The Montana Department of Natural Resources has released a lessons learned report on an outbreak of Norovirus on the Elbow Pass fire in August. It appears that quick, decisive action by the incident management team reduced the spread of the disease before it infected a large number of firefighters.
Montana DNRC, Northern Region Safety & Occupational Health
Summary of incident:
On the morning of August 4th, 2012, three food handlers who were working for a state kitchen on the Elbow Pass Fire became ill with gastrointestinal symptoms and were transported to a health clinic for treatment. The safety officer and Logistics Section Chief from the Elbow Pass fire camp immediately took precautions, including contacting the Lewis and Clark County Health Department to report a possible outbreak of food-borne illness. Officials from the health department were dispatched on August 5th to investigate the site, and found the kitchen had met cleaning standards and was in good working order. Samples from those sickened were sent to a lab, two of which ultimately tested positive for Norovirus G1. Norovirus is commonly known as stomach flu, and can spread rapidly through person-to-person contact and food contamination, especially in closed communities such as fire camps. The entire kitchen and all kitchen staff were demobilized from the incident on August 6th, and the kitchen was cleaned two more times. By August 7th, an additional four cases were reported for a total of seven individuals. There was no evidence that the virus was ever spread through the kitchen or food, as all cases were directly tied to person-to-person contact.
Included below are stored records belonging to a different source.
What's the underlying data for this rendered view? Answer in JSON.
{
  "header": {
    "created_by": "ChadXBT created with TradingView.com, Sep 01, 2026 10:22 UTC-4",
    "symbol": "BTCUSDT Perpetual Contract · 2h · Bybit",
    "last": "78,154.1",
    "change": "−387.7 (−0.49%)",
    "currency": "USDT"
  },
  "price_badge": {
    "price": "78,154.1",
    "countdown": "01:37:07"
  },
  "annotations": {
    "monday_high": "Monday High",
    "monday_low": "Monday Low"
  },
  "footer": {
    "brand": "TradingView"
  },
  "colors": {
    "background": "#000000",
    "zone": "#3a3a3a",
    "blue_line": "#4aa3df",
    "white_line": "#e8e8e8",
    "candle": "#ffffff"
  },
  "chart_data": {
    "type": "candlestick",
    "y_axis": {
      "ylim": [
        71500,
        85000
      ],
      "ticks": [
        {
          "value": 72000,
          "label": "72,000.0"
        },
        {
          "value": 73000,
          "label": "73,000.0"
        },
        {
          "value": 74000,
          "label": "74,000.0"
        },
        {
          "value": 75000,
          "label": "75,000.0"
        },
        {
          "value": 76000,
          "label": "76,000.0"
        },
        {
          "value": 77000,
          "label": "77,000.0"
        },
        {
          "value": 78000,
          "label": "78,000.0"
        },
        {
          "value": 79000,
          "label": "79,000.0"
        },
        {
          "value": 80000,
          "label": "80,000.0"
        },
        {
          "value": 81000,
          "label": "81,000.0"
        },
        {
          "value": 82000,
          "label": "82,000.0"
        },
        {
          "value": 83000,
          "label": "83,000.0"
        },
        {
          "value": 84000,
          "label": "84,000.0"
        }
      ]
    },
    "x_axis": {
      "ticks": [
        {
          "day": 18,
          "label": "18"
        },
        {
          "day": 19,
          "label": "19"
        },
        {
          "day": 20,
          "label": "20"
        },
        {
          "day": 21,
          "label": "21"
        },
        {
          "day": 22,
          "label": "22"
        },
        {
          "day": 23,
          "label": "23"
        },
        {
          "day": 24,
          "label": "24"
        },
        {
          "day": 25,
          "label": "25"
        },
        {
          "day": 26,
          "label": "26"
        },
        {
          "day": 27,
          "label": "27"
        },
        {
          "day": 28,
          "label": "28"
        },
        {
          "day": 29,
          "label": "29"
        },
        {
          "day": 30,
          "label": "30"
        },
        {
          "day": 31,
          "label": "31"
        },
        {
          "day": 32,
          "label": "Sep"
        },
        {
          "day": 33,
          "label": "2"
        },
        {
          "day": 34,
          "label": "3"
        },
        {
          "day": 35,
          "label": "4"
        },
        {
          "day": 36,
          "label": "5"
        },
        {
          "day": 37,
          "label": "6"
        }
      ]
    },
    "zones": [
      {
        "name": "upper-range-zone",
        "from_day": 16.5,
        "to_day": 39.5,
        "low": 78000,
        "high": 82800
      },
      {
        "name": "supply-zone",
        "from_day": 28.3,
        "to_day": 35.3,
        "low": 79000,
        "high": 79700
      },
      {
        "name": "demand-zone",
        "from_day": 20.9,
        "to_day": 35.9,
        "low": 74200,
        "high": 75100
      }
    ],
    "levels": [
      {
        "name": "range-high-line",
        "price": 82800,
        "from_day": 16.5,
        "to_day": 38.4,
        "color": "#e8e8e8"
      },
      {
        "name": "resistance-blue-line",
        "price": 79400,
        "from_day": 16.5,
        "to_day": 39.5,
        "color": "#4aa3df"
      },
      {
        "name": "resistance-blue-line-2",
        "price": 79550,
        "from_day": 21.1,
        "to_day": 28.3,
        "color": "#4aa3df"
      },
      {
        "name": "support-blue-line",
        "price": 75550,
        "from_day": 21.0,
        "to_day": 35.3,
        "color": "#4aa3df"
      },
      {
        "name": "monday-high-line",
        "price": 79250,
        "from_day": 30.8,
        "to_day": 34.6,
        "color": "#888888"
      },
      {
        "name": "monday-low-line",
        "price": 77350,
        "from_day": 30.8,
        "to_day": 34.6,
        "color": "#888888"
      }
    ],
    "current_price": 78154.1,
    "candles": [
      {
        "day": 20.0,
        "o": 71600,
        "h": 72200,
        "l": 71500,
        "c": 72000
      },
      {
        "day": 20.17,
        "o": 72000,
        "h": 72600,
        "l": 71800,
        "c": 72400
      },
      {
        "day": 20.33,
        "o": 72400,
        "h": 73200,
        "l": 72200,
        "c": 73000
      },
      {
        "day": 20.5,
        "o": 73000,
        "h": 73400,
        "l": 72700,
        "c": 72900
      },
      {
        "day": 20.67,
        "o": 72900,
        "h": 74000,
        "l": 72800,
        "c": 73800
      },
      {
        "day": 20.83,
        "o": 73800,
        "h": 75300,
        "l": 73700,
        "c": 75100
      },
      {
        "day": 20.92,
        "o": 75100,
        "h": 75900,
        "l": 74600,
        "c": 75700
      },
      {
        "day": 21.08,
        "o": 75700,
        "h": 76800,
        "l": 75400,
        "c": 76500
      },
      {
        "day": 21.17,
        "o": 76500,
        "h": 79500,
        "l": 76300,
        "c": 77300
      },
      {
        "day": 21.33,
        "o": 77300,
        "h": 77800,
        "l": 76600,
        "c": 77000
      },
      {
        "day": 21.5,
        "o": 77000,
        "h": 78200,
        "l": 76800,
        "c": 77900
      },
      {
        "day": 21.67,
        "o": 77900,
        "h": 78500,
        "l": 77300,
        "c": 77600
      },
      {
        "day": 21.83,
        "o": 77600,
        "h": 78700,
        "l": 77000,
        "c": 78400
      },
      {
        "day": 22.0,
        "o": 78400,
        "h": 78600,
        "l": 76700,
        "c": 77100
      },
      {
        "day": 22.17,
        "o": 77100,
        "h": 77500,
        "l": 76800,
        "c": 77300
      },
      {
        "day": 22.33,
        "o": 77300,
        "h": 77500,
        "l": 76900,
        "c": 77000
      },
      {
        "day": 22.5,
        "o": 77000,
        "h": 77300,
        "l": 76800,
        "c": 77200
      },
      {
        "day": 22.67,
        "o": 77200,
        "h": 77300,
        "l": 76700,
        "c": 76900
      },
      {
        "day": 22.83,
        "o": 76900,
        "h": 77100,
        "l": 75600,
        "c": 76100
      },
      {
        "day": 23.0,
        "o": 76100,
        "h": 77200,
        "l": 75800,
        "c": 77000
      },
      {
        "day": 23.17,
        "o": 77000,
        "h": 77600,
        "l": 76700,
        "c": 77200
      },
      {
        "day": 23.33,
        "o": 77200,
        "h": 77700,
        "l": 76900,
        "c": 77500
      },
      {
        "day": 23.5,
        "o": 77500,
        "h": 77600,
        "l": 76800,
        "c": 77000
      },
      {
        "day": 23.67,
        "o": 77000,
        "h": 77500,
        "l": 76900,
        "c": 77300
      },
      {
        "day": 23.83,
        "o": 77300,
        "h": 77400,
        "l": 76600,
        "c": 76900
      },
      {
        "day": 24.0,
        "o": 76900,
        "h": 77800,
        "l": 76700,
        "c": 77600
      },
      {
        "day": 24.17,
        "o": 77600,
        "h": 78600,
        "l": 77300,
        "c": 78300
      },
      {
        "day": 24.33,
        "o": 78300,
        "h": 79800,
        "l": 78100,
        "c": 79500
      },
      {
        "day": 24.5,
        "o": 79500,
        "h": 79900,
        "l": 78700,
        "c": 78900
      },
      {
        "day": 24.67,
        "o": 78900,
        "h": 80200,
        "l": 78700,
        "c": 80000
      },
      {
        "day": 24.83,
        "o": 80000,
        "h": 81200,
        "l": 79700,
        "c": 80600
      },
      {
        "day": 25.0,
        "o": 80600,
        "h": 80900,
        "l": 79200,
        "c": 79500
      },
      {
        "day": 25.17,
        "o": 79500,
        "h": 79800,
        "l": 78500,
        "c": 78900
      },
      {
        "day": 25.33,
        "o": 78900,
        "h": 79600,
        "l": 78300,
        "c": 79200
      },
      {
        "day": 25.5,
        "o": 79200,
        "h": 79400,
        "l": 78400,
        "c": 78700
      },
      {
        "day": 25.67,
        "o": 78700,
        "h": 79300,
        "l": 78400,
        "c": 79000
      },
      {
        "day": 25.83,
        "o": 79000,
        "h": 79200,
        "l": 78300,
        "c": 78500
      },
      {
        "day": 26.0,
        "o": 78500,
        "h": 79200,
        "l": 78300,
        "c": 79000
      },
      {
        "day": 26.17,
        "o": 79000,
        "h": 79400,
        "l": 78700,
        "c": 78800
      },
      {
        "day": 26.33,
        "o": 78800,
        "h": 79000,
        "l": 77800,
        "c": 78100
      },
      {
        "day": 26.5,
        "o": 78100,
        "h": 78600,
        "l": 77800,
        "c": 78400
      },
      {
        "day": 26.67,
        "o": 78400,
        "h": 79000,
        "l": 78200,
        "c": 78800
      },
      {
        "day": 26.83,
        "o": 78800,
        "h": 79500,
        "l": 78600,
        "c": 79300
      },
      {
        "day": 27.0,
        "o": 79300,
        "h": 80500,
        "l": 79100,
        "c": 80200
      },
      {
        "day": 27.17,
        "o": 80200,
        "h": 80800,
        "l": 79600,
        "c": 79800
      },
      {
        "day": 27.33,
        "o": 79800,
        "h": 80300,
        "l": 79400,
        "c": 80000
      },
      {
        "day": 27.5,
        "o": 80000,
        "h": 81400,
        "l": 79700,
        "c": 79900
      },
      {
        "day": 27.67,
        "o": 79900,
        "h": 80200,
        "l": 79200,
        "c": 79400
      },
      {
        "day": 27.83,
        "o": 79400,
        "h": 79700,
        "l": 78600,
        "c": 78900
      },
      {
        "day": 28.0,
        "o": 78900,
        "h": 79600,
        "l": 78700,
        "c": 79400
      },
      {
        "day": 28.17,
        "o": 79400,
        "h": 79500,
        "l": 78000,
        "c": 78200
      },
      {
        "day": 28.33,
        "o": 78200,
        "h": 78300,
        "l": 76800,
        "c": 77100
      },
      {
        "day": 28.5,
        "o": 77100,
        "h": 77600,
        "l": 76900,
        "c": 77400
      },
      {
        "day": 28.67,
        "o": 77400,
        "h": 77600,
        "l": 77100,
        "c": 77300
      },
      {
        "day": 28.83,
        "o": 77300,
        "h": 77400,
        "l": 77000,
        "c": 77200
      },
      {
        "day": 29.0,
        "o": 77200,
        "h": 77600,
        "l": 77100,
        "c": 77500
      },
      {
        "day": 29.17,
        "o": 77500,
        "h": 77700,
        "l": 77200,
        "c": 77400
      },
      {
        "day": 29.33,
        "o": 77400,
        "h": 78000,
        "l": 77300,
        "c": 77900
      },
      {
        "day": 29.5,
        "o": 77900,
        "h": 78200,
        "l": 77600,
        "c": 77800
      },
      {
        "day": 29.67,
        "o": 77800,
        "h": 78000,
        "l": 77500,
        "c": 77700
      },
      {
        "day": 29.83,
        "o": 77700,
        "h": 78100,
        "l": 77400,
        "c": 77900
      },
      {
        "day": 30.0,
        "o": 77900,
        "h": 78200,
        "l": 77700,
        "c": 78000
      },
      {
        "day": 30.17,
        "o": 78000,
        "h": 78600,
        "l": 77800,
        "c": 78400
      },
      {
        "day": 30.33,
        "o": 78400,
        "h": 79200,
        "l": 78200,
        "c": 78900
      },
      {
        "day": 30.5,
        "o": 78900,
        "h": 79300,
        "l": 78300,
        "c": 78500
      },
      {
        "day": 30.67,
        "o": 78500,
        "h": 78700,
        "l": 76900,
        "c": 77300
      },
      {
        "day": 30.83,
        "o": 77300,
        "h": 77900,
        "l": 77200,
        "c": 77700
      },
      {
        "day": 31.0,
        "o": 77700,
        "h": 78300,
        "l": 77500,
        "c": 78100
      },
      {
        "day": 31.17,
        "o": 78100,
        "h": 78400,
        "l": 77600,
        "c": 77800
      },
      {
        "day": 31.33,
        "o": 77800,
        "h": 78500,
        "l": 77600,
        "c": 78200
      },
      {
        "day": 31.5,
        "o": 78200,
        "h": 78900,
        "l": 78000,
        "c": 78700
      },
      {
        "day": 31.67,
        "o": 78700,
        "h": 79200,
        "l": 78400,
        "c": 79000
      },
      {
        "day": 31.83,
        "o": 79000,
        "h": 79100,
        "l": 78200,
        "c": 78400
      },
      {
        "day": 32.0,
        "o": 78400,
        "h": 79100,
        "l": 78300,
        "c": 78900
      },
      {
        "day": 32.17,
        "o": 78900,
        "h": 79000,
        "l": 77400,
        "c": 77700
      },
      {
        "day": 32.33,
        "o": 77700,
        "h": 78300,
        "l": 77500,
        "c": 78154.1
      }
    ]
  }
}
No additional cases were reported after the 7th, and all individuals that were sickened recovered within 24 hours of showing signs of infection.
What was done well:
1. The rapid response of the Incident Command team: this included calling the County Health Department as soon as symptoms were detected and requesting additional medics to be assigned to the incident.
2. Food contact surfaces were disinfected early, and the kitchen overall was held to a high standard of cleanliness.
3. Ill food handlers were kept away from the food production area, transported to a clinic for assessment and treatment, and were not allowed to return to work until well after recovery.
4. The responsiveness of the Incident Management Team and the DNRC-CLO staff to establish timelines for treatment, quarantine of individuals (and separate toilet facilities), and cleaning of the kitchen.
5. Quickly after the outbreak, a back-up plan was established for switching to an alternative food source.
6. The fire camp implemented early on the National Wildfire Coordinating Group, “Infectious Diseases Guidelines for Wildland Fire Management Teams”.
1. Strive to have toilets and “warm water” hand washing stations in place at the incident as soon as possible once crews start to assemble or arrive at the incident.
2. Eliminate or reduce “self-service” food handling. This includes salad and fruit bars, and communal coolers.
3. Encourage everyone in fire camps to practice good hygiene procedures, and educate Incident Management Teams in early detection of food borne illnesses and how to contain them.
4. Specifically train those working as kitchen staff in proper hygiene procedures as well as in early detection of food borne illnesses.
5. Kitchen units, whether state-owned or private contractors, should consider the purchase or lease of portable toilets that can be exclusively used by and travel with the kitchen unit.